You can also apply this percentage to utilities, renter’s insurance, cleaning services, and other things that benefit both the home and home office. For things that benefit just the home office (paying someone to clean just the office, repairs to just the office, and such, are 100% deductible).

Health Insurance Premiums

Health insurance premiums are 100% deductible, though not (in practice) as a business expense. This is instead a special type of personal deduction which doesn’t require itemizing, but also isn’t a deduction for self-employment tax purposes. If you file correctly, you should be able to avoid paying any federal/state/local income taxes on your premiums.
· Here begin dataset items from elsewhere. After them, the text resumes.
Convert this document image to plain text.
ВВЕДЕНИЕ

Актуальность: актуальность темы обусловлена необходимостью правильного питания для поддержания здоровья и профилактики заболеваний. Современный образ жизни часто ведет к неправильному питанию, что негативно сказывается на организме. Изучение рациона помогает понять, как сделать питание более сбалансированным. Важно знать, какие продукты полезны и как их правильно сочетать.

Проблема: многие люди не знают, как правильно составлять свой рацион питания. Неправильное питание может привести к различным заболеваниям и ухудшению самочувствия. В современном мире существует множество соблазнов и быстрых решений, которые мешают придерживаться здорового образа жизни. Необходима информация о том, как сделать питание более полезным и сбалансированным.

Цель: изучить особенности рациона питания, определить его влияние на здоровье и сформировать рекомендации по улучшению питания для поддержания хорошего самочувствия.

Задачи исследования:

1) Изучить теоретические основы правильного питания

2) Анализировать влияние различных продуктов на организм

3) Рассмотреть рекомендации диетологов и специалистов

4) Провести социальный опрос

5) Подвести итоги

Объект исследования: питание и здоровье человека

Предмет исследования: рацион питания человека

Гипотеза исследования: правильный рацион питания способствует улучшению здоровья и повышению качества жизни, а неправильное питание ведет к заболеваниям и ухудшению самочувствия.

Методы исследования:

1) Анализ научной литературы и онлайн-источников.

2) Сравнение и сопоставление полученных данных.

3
You can also look at setting up a medical expense reimbursement plan, which just requires a document kept on-record, and will allow the company to reimburse you for a very wide range of costs you’ll incur, deducting them as expenses.

Office Supplies & Equipment

Any office supplies and equipment are generally fully deductible, and often without requiring depreciation over time thanks to Section 179. This means if you purchase a desk, monitor, and laptop solely for your home office, you can deduct the full costs of these as a business expense. This also applies to smaller things such as stationary, postage, et cetera. As consumers used to paying for things post-tax, it is quite profound to be able to pay for electronics pre-tax, and effectively pay 40-50% less for them.

Don’t forget to deduct the cost of things like web hosting as well!

Independent Contractors & Services

You should also deduct the cost of any sub-contractors you might hire, or lawyers and accountants you hire to help you with your business, including tax preparation. This also includes the cost of any accounting / bookkeeping software, as well as SASS such as Freshbooks.com.

Start-Up Costs

Generally, costs you incur to bootstrap your business are deductible, though it gets more complicated if they exceed $5,000. This would include any incorporation costs (including the CA ~$800 fee), costs of using something like legalzoom.com, and accounting / consulting services used.

Okay, that’s essentially a whirlwind tour of some the most useful deductions I plan on taking! While I don’t need a vehicle here in NYC, if you have a car or travel to meet clients or perform work tasks, you should also definitely look into car and travel deductions, as those can be huge as well.

Certainly let me know if I have any misunderstandings, or if I’ve missed anything important.